If $A\in M_{5,4}$, $\operatorname{rank}A=3$ and $B\in M_{4,3}$, $\operatorname{rank}B=2$ then $AB$ must be a non-zero matrix.

Question

Answer with TRUE or FALSE and give a proper explanation.

If $A\in M_{5,4}$, $\operatorname{rank}A=3$ and $B\in M_{4,3}$, $\operatorname{rank}B=2$ then $AB$ must be a non-zero matrix.

My approach:

From the information given above we can describe $A$,$B$ and $AB$ like this:

$A:\mathbb{R}^4 \rightarrow \mathbb{R}^5$

$B:\mathbb{R}^3 \rightarrow \mathbb{R}^4$

$AB:\mathbb{R}^3 \rightarrow \mathbb{R}^5$

We know that $\operatorname{rank}A + \dim N(A)=\dim\mathbb{R}^4 \Rightarrow \dim N(A)=1$

$R(B)$,$N(A) \in \mathbb{R^4}$.

Since $\operatorname{rank}B \gt \dim N(A)$ there exists an vector $y$ such that $y\in R(B),y\notin N(A)$. So $y=Bx$ and $Ay\neq0 \Rightarrow ABx\neq 0$.
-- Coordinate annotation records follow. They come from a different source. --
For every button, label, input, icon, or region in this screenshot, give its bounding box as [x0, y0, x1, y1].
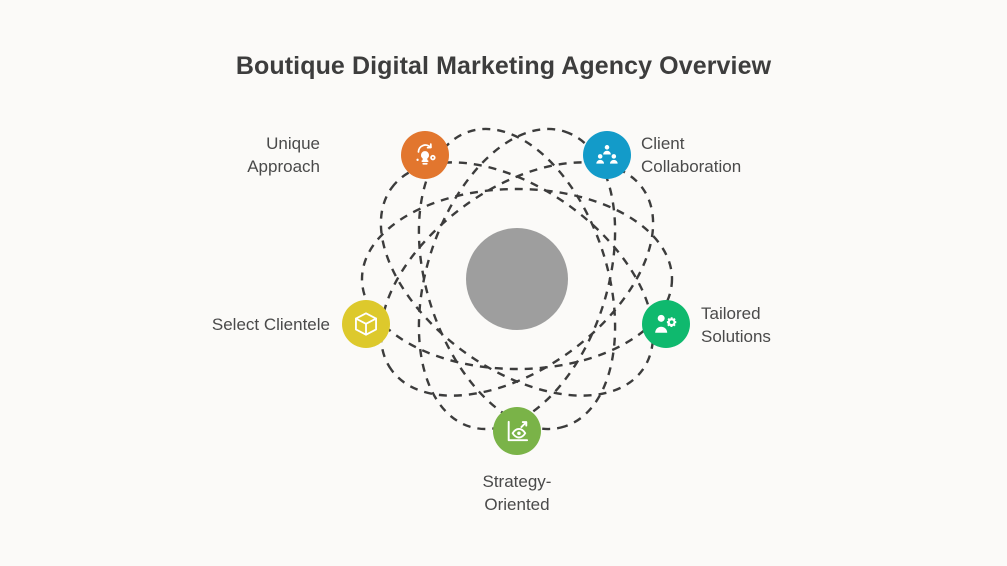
growth-chart-eye-icon [503, 417, 531, 445]
cube-box-icon [352, 310, 380, 338]
node-client-collaboration[interactable] [583, 131, 631, 179]
page-title: Boutique Digital Marketing Agency Overvi… [235, 52, 772, 80]
node-unique-approach[interactable] [401, 131, 449, 179]
label-unique-approach: Unique Approach [247, 134, 320, 176]
label-client-collaboration: Client Collaboration [641, 134, 742, 176]
label-select-clientele: Select Clientele [211, 315, 330, 334]
node-tailored-solutions[interactable] [642, 300, 690, 348]
label-strategy-oriented: Strategy- Oriented [482, 472, 552, 514]
node-strategy-oriented[interactable] [493, 407, 541, 455]
node-select-clientele[interactable] [342, 300, 390, 348]
center-hub [466, 228, 568, 330]
people-group-icon [593, 141, 621, 169]
label-tailored-solutions: Tailored Solutions [701, 304, 771, 346]
person-gear-icon [652, 310, 680, 338]
lightbulb-refresh-icon [411, 141, 439, 169]
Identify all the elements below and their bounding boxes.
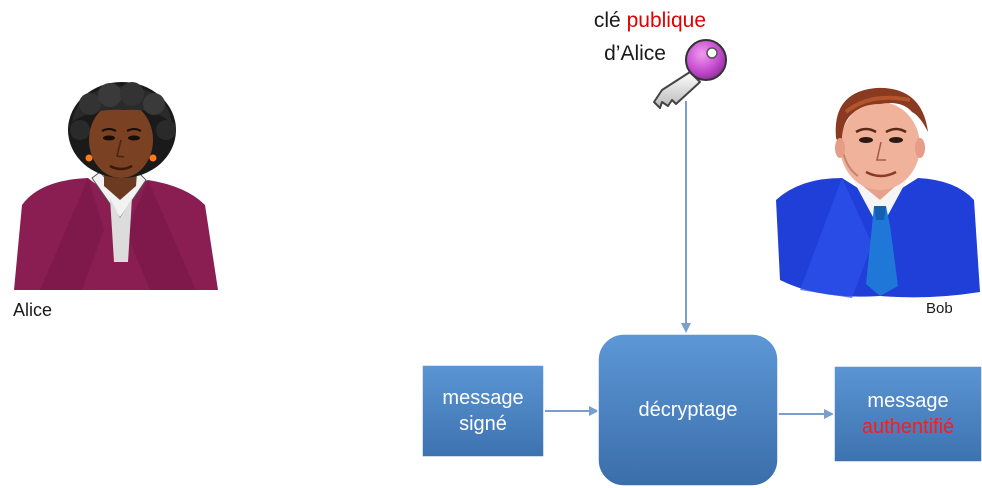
- alice-name: Alice: [13, 300, 53, 320]
- key-caption-line1: clé publique: [594, 6, 706, 36]
- key-caption-highlight: publique: [626, 9, 706, 32]
- output-box: message authentifié: [834, 366, 982, 462]
- key-icon: [653, 39, 727, 109]
- process-box-label: décryptage: [638, 399, 738, 421]
- alice-figure: [14, 82, 218, 290]
- input-box: message signé: [422, 365, 544, 457]
- bob-name: Bob: [926, 300, 953, 317]
- bob-figure: [776, 87, 980, 298]
- output-box-line2: authentifié: [861, 416, 955, 438]
- key-caption: clé publique d’Alice: [560, 6, 706, 70]
- process-box-shape: [597, 333, 779, 487]
- output-box-line1: message: [867, 390, 949, 412]
- input-box-shape: [421, 364, 545, 458]
- output-box-shape: [833, 365, 982, 463]
- key-caption-word: clé: [593, 9, 621, 32]
- input-box-line1: message: [442, 387, 524, 409]
- process-box: décryptage: [598, 334, 778, 486]
- input-box-line2: signé: [459, 413, 507, 435]
- key-caption-owner: d’Alice: [604, 42, 666, 65]
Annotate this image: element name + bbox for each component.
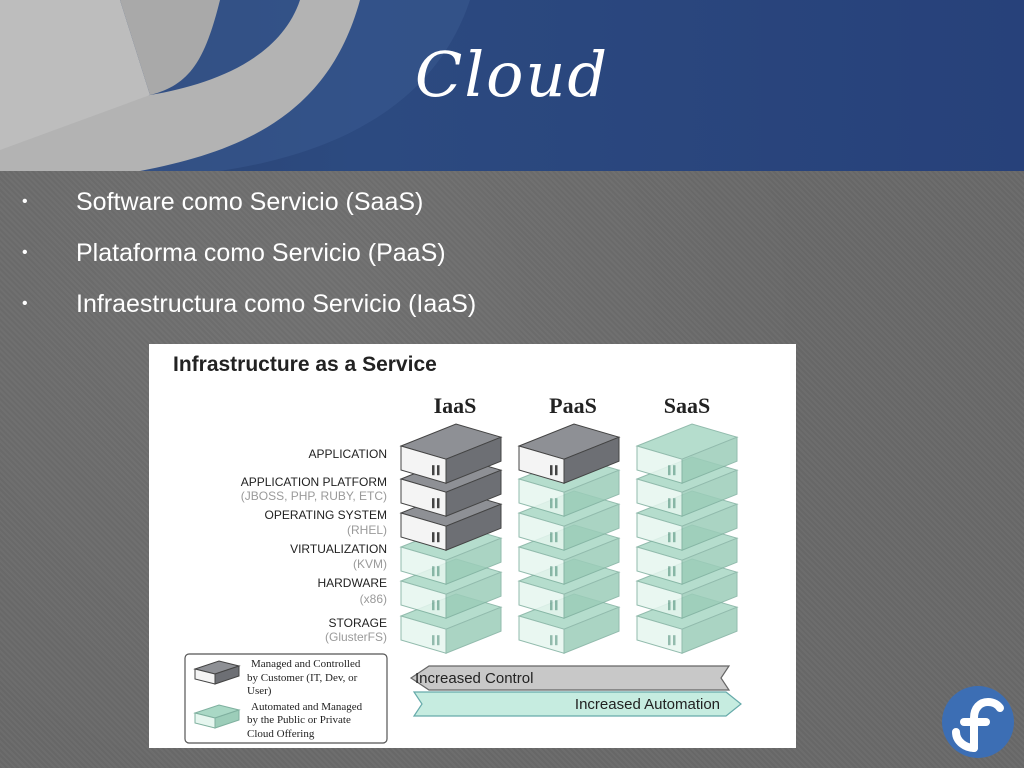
legend-provider-line: Cloud Offering xyxy=(247,728,315,740)
layer-sublabel: (GlusterFS) xyxy=(325,630,387,644)
layer-label: APPLICATION PLATFORM xyxy=(241,475,387,489)
legend-icons xyxy=(193,660,241,729)
column-heading-saas: SaaS xyxy=(664,393,710,418)
legend-provider-server-icon xyxy=(193,704,241,729)
increased-control-label: Increased Control xyxy=(415,670,533,687)
legend-customer-line: by Customer (IT, Dev, or xyxy=(247,672,358,684)
bullet-item: • Plataforma como Servicio (PaaS) xyxy=(22,233,476,284)
bullet-text: Plataforma como Servicio (PaaS) xyxy=(76,239,446,267)
layer-label: STORAGE xyxy=(329,616,387,630)
slide-header: Cloud xyxy=(0,0,1024,171)
layer-label: HARDWARE xyxy=(317,576,387,590)
increased-automation-arrow xyxy=(412,691,742,717)
bullet-text: Infraestructura como Servicio (IaaS) xyxy=(76,290,477,318)
slide-title: Cloud xyxy=(414,38,610,111)
fedora-logo-icon xyxy=(942,686,1014,758)
legend-provider-line: Automated and Managed xyxy=(251,701,363,713)
bullet-text: Software como Servicio (SaaS) xyxy=(76,188,424,216)
legend-customer-line: User) xyxy=(247,685,272,697)
bullet-dot-icon: • xyxy=(22,244,28,261)
layer-sublabel: (RHEL) xyxy=(347,523,387,537)
bullet-dot-icon: • xyxy=(22,295,28,312)
legend-customer-server-icon xyxy=(193,660,241,685)
customer-server-box-icon xyxy=(517,423,621,484)
bullet-item: • Infraestructura como Servicio (IaaS) xyxy=(22,284,476,335)
layer-label: VIRTUALIZATION xyxy=(290,542,387,556)
layer-label: APPLICATION xyxy=(309,447,387,461)
customer-server-box-icon xyxy=(399,423,503,484)
figure-title: Infrastructure as a Service xyxy=(173,353,437,376)
column-heading-iaas: IaaS xyxy=(434,393,477,418)
layer-sublabel: (JBOSS, PHP, RUBY, ETC) xyxy=(241,489,387,503)
bullet-dot-icon: • xyxy=(22,193,28,210)
layer-sublabel: (KVM) xyxy=(353,557,387,571)
legend-provider-line: by the Public or Private xyxy=(247,714,351,726)
layer-sublabel: (x86) xyxy=(360,592,387,606)
legend-customer-line: Managed and Controlled xyxy=(251,658,361,670)
column-heading-paas: PaaS xyxy=(549,393,597,418)
layer-label: OPERATING SYSTEM xyxy=(265,508,387,522)
iaas-diagram: Infrastructure as a Service IaaS PaaS Sa… xyxy=(173,353,742,744)
bullet-list: • Software como Servicio (SaaS) • Platafor… xyxy=(22,182,476,335)
header-decoration xyxy=(0,0,470,171)
increased-automation-label: Increased Automation xyxy=(575,696,720,713)
increased-control-arrow xyxy=(409,665,731,691)
server-stacks xyxy=(399,423,739,654)
provider-server-box-icon xyxy=(635,423,739,484)
iaas-figure: Infrastructure as a Service IaaS PaaS Sa… xyxy=(149,344,796,748)
bullet-item: • Software como Servicio (SaaS) xyxy=(22,182,476,233)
Now I don't know if the statement is TRUE or FALSE because I've found an vector such that $AB\neq0$ but what if there exists an vector that is both in $R(B)$ and in $N(A)$? That would mean that $AB=0$ and so the answer would be FALSE, but I'm not sure does such an vector exists?

Answer 1

Since $R(B)$ has dimension $2$ and $N(A)$ has dimension $1$ (by the Rank-Nullity Theorem), it must be that $R(B)\nsubseteq N(A)$ and thus $AB\neq 0$.

Answer 2

This is a direct application of the Sylvester's rank inequality: If $A \in M_{m \times n}$, $B \in M_{n \times k}$, then $$\text{rank}(AB) \geq \text{rank}(A) + \text{rank}(B) - n.$$

In your case, you have $\text{rank}(AB) \geq 3 + 2 - 4 = 1 > 0$, so the statement is true.